Students advocating for divestment reiterated that they would like to see a feasibility study done by an unbiased source.

“I think it’s important to note that there are a lot of competing studies out there about what it would mean for an endowment to be divested,” Fossil Free Mac member Andrew Gage ’15 added. “We want a third party to do the analysis because we feel like there might be some bias in the results of the analysis.

Results of studies done by 350 [an environmental organization] might make divestment seem a lot less of a financial burden for schools, whereas a study done by the Independent Petroleum Association of America (IPAA) is obviously going to make divestment seem like a really bad idea.”

Members of the SRC also raised concerns that divesting might conflict with institutional values other than sustainability.

“We talk about how we want to be accessible, how we want to provide financial aid and how we want a more economically diverse community,” committee member Mary Montgomery said. “As an institution, we end up having competing values when we decide to take an action that drives us in one way. It’s not just economics, it’s real potential trade-offs to the values that we hold here.”

SRC members reaffirmed that they are willing to continue working with students and that they hope to be able to accomplish meaningful change together.

A handful of other schools have symbolically divested from fossil fuels. They have committed to not holding direct investments in fossil fuels, while still maintaining a diverse portfolio which may or may not be invested in fossil fuel-intensive companies. This is a path that Macalester is unlikely to follow.

“We take this really seriously. We don’t want to do something that’s just symbolic that really doesn’t do anything,” SRC Chair Chris MacDonald-Dennis explained. “We don’t want to do something just so we can pat ourselves on the back.”

While a change in the endowment like the one that Fossil Free Mac is advocating for would be something new, it is not the first time that students will have pressured the school to change investments.

Macalester has used purposeful investment of its endowment to achieve social goals in the past. During Apartheid in South Africa, the college divested its money from South African companies. According to SRC student representative Sam uelDoten ’16, however, there were key differences between that proposal and Fossil Free Mac’s current proposal.

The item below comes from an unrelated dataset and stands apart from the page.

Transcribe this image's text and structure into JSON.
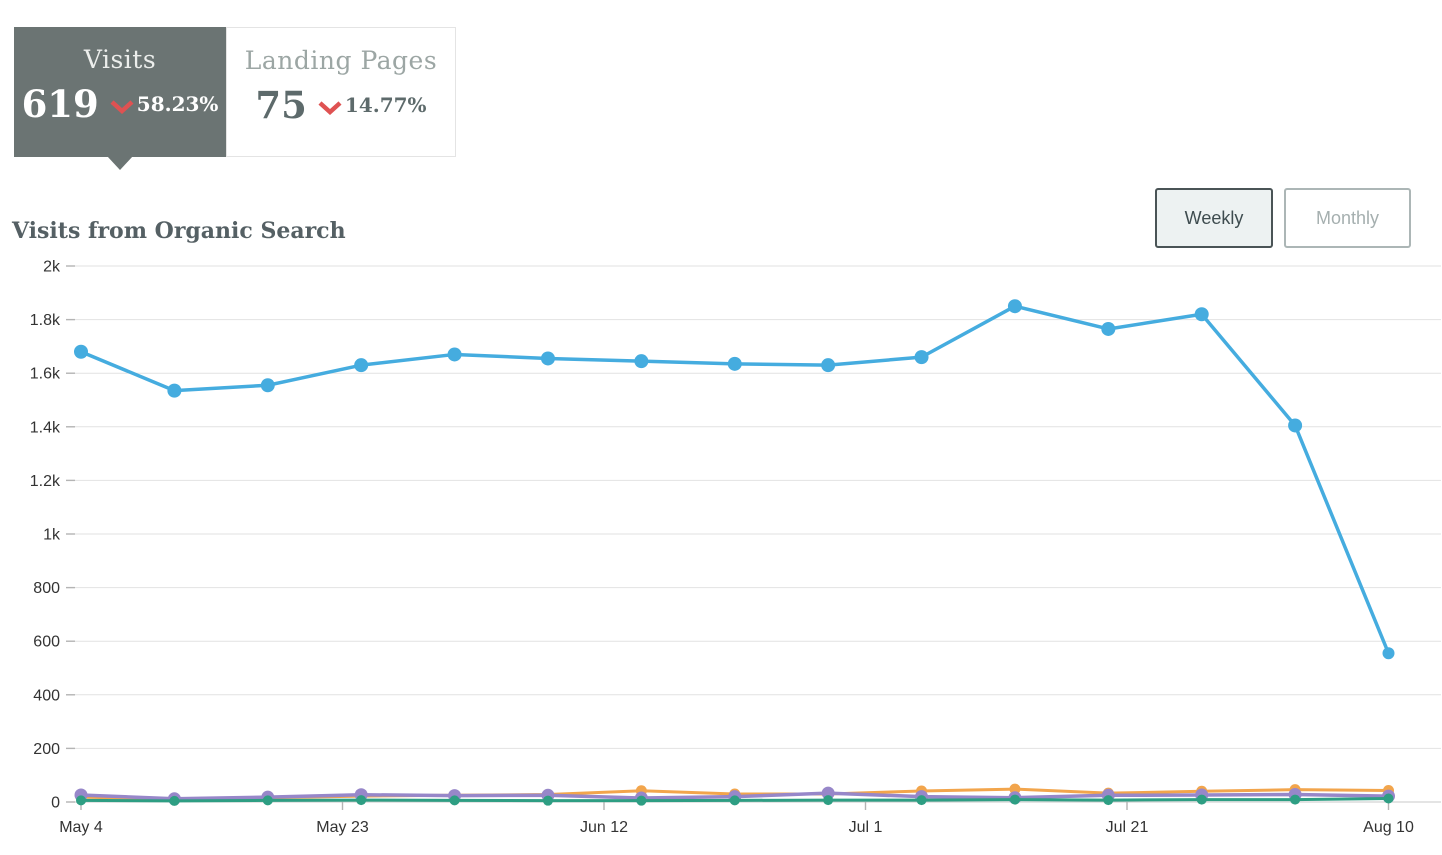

“Disinvesting from South African countries wasn’t that financially risky. We held barely anything, so it was a symbolic gesture,” Doten said. “With fossil fuels, we may not have huge holdings, but it’s not anything to cough at.”

The ways in which Macalester’s endowment is managed also makes a difference. “It was very easy to target [South African] companies, because we were looking at privately held companies,” Doten continued. “[With] fossil fuels, it’s very difficult to target them because most of our holdings contain commingled funds. We don’t own 1,000 stocks of Exxon. We own a fraction of a stock with an entire pool that is shared by hundreds of other investors.”

Doten said that this specific proposal is different from those that have been brought to the SRC in the past due to the financial risk that it carries, along with the unprecedented type of change that it requires. “It has so much to do with the relationship of the school to the world outside of Macalester College,” Doten said. “I think that the SRC has to grapple a lot more with this proposal, just given the wide impact that it could potentially have.”

“Regardless of the decision [of the SRC], I think the net impact of this will be that Macalester will become more sustainable, whether that is through the endowment or some other kind of commitment,” Doten added.

The SRC, whose next meeting would normally be in the beginning of May, has scheduled an extra meeting in the next few weeks to further discuss Fossil Free Mac’s proposal.